Large-bean Pacamara varietal with a floral fragrance with red fruits and cane sugar sweetness in the cup, light brown sugar, hibiscus blossom, spicy in darker roasts, root beer sweetness. City+ to Full City.
Out of stock
  • Process Method No
  • Farm Gate Yes
Region Central America
Farm Gate Yes
Grade SHB/EP
Appearance .2 d/300gr, 18-20 screen
Roast Recommendations City+ had all the floral and sweet juicy fruited notes. FC and FC+ have dark brown sugar and more pungent spice flavors. See the roast notes, and keep an eye on this one as you get into first crack. It tends to pass from C+ to FC+ very quickly
Weight 1 LB
Siberia is a farm with a great track record in the Cup of Excellence for their Bourbon coffees, and we offered the Bourbon lot last season. We bought it before as a 23rd place coffee in the Cup of Excellence, and it has been as high as 6th place in previous competitions. As with previous years, I was really, really impressed with a Pacamara cultivar coffee from Siberia in 2010. Some Pacamara coffees can be more herbal and oniony, not something many people want in their coffee. This lot is very sweet, floral and citrusy. This coffee is from one of the best, most prolific coffee areas in Santa Ana, grown at 1450 meters. We really didn't need more El Salvador coffee, nor another Pacamara, but it was too good to pass up!

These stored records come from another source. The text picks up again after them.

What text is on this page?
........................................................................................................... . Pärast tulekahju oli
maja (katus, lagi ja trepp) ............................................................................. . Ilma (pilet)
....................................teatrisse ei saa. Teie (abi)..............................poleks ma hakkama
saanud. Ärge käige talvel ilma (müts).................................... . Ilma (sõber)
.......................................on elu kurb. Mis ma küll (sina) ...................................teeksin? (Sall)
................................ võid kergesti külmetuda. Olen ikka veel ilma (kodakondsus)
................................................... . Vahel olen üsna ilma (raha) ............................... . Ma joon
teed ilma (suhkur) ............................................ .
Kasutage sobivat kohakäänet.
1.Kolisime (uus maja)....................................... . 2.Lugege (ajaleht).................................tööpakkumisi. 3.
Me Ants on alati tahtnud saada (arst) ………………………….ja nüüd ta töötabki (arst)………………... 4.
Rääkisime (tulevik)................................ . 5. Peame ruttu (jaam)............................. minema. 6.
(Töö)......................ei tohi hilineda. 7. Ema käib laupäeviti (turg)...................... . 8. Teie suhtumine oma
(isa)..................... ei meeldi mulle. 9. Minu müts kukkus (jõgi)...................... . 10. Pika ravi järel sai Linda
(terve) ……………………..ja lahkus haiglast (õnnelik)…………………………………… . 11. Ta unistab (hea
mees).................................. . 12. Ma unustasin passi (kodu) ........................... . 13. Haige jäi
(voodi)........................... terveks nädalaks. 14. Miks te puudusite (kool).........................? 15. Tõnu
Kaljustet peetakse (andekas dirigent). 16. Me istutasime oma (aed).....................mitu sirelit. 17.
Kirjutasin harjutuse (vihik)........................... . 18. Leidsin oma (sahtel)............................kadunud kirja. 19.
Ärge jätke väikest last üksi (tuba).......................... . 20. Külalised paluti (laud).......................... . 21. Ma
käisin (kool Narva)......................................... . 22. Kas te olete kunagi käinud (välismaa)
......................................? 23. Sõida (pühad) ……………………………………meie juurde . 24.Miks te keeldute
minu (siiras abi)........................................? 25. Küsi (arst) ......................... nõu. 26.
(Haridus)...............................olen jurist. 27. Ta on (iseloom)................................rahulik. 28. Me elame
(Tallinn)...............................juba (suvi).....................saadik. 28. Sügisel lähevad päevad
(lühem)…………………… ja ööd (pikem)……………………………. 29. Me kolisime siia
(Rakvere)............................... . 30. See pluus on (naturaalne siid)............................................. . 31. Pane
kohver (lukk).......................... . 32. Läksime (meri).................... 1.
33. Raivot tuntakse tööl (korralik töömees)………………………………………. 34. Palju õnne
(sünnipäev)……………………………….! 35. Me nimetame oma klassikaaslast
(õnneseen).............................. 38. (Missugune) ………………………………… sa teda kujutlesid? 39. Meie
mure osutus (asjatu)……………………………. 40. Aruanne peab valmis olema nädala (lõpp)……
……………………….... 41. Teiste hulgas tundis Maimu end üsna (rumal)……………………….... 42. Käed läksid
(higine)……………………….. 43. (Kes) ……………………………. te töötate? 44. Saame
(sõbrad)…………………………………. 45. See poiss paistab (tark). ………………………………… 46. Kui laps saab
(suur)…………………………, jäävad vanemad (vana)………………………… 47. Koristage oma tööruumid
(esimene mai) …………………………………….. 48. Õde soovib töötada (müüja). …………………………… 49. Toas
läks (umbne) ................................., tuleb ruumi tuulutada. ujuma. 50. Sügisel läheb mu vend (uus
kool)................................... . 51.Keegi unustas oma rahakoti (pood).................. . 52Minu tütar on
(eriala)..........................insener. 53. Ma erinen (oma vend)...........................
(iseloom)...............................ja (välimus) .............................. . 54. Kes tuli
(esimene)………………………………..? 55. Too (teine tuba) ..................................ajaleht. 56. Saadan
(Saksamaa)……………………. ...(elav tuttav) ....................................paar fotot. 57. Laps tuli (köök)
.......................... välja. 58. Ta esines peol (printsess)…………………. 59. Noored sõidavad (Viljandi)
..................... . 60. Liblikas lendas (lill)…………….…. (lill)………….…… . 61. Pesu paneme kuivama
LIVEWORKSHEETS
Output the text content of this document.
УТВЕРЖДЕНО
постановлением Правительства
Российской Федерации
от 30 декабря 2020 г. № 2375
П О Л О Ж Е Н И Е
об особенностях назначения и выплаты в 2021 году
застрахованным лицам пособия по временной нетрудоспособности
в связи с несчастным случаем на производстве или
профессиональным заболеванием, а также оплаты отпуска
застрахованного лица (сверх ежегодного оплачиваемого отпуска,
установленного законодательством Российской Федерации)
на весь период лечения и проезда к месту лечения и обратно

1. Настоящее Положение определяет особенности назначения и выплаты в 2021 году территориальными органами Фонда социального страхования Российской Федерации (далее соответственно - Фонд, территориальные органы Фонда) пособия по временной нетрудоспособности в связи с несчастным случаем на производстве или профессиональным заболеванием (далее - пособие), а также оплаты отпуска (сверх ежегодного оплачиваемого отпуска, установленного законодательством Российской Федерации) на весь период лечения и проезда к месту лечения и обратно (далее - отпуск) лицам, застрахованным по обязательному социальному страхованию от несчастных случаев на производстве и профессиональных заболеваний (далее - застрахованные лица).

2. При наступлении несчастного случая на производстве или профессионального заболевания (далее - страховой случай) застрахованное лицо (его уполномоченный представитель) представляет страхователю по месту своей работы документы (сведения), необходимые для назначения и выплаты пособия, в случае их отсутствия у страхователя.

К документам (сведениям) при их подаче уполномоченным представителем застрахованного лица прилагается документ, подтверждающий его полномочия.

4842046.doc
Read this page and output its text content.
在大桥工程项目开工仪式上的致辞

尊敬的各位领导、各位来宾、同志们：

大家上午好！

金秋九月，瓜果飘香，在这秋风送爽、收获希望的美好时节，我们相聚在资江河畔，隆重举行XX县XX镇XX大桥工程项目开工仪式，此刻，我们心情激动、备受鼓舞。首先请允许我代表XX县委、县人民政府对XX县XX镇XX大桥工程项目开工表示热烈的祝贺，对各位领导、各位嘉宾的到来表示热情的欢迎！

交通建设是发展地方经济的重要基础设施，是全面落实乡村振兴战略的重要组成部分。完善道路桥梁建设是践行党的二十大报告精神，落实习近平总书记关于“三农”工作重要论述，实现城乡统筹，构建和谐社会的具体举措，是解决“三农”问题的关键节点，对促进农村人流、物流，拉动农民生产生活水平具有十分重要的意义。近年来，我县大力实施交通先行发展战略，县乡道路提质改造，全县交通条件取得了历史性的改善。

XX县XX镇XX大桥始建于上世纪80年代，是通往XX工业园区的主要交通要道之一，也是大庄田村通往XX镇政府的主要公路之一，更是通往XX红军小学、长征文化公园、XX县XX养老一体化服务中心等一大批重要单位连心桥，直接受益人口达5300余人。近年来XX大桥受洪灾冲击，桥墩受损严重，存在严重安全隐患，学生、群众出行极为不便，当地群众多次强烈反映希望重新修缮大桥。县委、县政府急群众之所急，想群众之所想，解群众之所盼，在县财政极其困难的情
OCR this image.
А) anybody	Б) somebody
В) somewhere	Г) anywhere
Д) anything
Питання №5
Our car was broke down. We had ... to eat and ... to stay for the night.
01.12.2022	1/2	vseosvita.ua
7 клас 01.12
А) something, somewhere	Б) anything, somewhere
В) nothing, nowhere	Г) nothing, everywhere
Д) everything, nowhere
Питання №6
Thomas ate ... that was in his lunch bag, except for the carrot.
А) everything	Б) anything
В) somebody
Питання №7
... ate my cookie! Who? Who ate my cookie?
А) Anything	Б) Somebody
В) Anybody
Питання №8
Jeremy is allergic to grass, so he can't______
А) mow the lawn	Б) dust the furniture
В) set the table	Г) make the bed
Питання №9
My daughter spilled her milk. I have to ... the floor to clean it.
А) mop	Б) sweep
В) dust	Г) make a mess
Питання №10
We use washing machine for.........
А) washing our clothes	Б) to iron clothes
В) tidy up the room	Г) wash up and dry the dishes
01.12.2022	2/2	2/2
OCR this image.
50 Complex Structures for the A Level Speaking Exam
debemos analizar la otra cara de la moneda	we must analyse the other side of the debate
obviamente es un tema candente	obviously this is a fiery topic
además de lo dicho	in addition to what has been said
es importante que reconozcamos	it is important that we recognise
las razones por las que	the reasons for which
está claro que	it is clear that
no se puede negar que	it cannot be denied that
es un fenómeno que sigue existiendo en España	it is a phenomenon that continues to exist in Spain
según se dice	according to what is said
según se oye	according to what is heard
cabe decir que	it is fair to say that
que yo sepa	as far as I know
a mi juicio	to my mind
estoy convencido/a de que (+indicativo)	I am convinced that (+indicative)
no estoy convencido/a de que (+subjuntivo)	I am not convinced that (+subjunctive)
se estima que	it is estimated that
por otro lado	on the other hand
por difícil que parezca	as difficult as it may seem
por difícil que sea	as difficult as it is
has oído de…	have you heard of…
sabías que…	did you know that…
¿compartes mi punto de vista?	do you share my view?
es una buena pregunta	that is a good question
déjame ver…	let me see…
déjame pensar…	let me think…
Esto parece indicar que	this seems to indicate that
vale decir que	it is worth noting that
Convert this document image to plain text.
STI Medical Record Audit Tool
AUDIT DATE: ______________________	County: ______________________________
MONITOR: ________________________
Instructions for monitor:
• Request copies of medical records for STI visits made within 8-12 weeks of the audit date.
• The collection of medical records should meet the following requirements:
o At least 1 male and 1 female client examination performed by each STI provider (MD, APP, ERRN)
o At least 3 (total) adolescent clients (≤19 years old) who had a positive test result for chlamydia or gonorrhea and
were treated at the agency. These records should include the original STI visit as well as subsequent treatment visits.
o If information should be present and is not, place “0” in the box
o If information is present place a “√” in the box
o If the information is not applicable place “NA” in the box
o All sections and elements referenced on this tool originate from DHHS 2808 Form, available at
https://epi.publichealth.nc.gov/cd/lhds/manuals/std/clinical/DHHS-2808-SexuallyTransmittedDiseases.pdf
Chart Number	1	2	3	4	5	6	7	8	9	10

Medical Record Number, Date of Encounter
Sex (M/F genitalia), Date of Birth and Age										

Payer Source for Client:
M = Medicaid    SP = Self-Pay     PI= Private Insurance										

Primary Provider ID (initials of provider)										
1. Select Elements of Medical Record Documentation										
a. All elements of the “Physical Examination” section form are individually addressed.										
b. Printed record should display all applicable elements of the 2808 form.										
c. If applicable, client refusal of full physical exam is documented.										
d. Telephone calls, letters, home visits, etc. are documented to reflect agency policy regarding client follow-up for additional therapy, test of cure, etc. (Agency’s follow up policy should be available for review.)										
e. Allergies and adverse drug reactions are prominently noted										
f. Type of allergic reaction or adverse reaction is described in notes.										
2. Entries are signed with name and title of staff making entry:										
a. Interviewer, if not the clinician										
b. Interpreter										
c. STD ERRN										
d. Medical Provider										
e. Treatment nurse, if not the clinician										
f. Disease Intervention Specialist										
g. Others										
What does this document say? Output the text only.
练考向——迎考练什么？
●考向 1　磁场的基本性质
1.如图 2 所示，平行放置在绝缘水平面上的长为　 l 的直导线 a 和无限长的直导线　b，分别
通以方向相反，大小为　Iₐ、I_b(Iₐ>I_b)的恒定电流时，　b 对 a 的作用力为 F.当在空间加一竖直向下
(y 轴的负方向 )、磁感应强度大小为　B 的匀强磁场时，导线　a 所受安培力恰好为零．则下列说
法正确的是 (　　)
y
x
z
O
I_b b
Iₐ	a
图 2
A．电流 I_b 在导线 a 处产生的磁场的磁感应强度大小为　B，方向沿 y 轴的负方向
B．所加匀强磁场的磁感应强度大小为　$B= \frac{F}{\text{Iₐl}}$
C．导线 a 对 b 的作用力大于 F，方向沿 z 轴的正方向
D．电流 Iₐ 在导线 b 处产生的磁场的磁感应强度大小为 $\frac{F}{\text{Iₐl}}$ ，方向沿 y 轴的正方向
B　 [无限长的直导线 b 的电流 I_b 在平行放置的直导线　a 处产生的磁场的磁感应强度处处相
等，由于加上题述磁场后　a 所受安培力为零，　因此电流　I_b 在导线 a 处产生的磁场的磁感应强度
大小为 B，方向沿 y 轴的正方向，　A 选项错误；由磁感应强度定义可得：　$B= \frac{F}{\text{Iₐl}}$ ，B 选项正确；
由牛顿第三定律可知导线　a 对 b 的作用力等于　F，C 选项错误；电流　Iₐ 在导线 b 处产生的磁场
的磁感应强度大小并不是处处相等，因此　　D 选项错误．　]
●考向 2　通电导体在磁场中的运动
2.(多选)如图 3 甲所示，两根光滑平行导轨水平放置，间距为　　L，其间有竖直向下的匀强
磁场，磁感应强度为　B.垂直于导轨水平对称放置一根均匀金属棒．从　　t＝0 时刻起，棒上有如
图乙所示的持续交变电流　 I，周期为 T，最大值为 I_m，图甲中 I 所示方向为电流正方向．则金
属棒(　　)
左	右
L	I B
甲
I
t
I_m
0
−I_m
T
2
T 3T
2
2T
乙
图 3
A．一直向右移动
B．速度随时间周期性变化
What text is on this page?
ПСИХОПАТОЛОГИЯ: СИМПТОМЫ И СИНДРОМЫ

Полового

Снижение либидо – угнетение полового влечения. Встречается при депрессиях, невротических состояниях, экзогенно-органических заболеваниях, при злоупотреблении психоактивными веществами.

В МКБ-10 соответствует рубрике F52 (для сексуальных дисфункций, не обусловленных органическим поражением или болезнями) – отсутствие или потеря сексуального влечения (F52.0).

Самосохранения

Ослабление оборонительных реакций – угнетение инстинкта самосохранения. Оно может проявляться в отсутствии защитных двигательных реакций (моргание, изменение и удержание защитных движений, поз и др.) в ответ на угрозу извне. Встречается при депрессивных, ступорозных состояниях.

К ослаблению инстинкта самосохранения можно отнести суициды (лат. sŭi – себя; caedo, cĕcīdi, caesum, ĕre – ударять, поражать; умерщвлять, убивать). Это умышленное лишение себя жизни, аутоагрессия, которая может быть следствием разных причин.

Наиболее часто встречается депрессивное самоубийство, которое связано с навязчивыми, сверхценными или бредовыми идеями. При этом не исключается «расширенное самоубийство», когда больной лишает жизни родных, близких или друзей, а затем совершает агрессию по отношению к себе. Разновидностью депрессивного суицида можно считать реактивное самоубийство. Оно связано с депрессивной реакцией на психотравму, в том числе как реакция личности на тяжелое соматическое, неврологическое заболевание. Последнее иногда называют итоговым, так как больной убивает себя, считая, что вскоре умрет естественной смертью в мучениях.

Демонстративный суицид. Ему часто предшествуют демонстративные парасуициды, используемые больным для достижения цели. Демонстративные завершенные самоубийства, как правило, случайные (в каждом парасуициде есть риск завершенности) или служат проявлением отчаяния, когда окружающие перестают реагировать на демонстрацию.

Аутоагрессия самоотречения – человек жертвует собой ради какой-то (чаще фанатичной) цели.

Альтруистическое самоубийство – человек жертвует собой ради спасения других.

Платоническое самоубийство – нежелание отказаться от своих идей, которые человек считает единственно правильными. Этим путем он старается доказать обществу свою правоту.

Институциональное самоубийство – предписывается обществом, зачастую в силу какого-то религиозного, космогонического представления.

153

So sweet, floral, brightly fruited. This coffee can be a little hard to roast, partly due to the large bean size. In air roasters, cut back on the batch a little. It seems to finish fast, so when you hear first crack start, pay close attention and be prepared, or you may miss your roast level target. And for that I recommend City+ roast. The dry fragrance is beautiful, sweet floral roast notes, ripe orange and red fruits, cane sugar. The wet aroma is soooo sweet: light brown sugar, caramel sauce, sweet ripe citrus, delicate flower blossom scents. I get cinnamon toast notes along with the soft floral accents. The cup has juicy red apple flavors, hibiscus floralness, like the tea called "Jamaica" (pronounced Ha-my-ka) in Latin countries. It's sweet, and the aromas persist through the sapid flavors on the palate; it has what they call "after-nose". The body is light, but suits the cup character overall. In the finish there is a root beer sweetness as the cup cools. I liked the darker roasts I did as well, with dark brown sugar flavors and a more pungent spice note. But I admit I did some of those by accident. Keep an eye on this coffee in the roaster! Note: Because of the large bean size of this coffee, I strongly recommend that you measure this out by weight, not by volume, when brewing.